В 1853 году Кетле был председателем на Брюссельской морской конференции[1].

В 1970 г. Международный астрономический союз присвоил имя Адольфа Кетле кратеру на обратной стороне Луны.

Изображен на бельгийской почтовой марке 1974 года.

Сочинения

  • «Astronomie elementaire» (1826)
  • «Traite populaire d’Astronomie» (1827)
  • «Positions de Physique» (1827)
  • «Physique populaire» (1828)
  • «Instruction populaire sur la theorie des probabilites» (1828; извлечение из его публичных лекций по теории вероятностей)
  • Труды Кетле в области математики, физики, астрономии (издание с 1835 г. «Annales de l’observatoire» и «Annuaire de l’observatoire») и в особенности метеорологии (наблюдения над температурой Земли, работы по электричеству воздуха, наблюдения над так называемыми воздушными волнами; по его мысли состоялся в 1873 г. в Вене первый международный метеорологический конгресс и было положено начало организации систематических наблюдений над метеорологическими явлениями одновременно в разных странах) имеют несомненную ценность, но главной заслугой К. являются его работы в области статистики.

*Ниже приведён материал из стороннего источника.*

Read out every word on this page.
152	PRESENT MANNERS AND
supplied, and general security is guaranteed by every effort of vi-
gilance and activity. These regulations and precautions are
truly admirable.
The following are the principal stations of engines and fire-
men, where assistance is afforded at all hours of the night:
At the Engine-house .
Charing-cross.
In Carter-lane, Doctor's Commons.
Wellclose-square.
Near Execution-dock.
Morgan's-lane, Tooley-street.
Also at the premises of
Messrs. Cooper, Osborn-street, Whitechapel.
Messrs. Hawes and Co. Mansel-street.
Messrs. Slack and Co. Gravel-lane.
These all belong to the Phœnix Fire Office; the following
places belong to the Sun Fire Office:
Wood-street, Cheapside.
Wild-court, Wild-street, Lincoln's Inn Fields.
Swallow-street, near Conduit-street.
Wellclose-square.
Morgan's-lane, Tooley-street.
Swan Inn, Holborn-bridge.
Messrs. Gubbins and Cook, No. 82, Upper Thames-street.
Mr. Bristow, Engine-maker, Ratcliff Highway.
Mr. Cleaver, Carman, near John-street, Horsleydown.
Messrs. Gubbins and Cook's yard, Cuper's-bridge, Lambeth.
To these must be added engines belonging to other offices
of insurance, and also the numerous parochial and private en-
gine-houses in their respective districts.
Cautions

Работы Кетле по статистике

Всех сочинений Кетле по статистике насчитывается 65.

  • «Sur l’homme et le développement de ses facultés, ou essai de Physique sociale» (Париж, 1835; 2 переработанное издание под заглавием: «Physique sociale, ou essai sur le développement des facultés de l’homme», с предисловием Гершеля — 1869, Брюссель; первая часть этого сочинения переведена на русский язык)
  • «Lettres sur la théorie des probabilités» (Брюссель, 1846)
  • «Du système social et des lois qui le régissent» (Париж, 1848; русский перевод — «Социальная система и законы, ею управляющие», СПб., 1886)
  • «Antropometrie ou mesure des différentes facultés de l’homme» (Брюссель, 1870).

После первых же опытов в индуктивной разработке статистического материала, в мемуарах, относящихся к 20-м годам, Кетле пришел к следующим общим положениям, проводимым во всех дальнейших его работах.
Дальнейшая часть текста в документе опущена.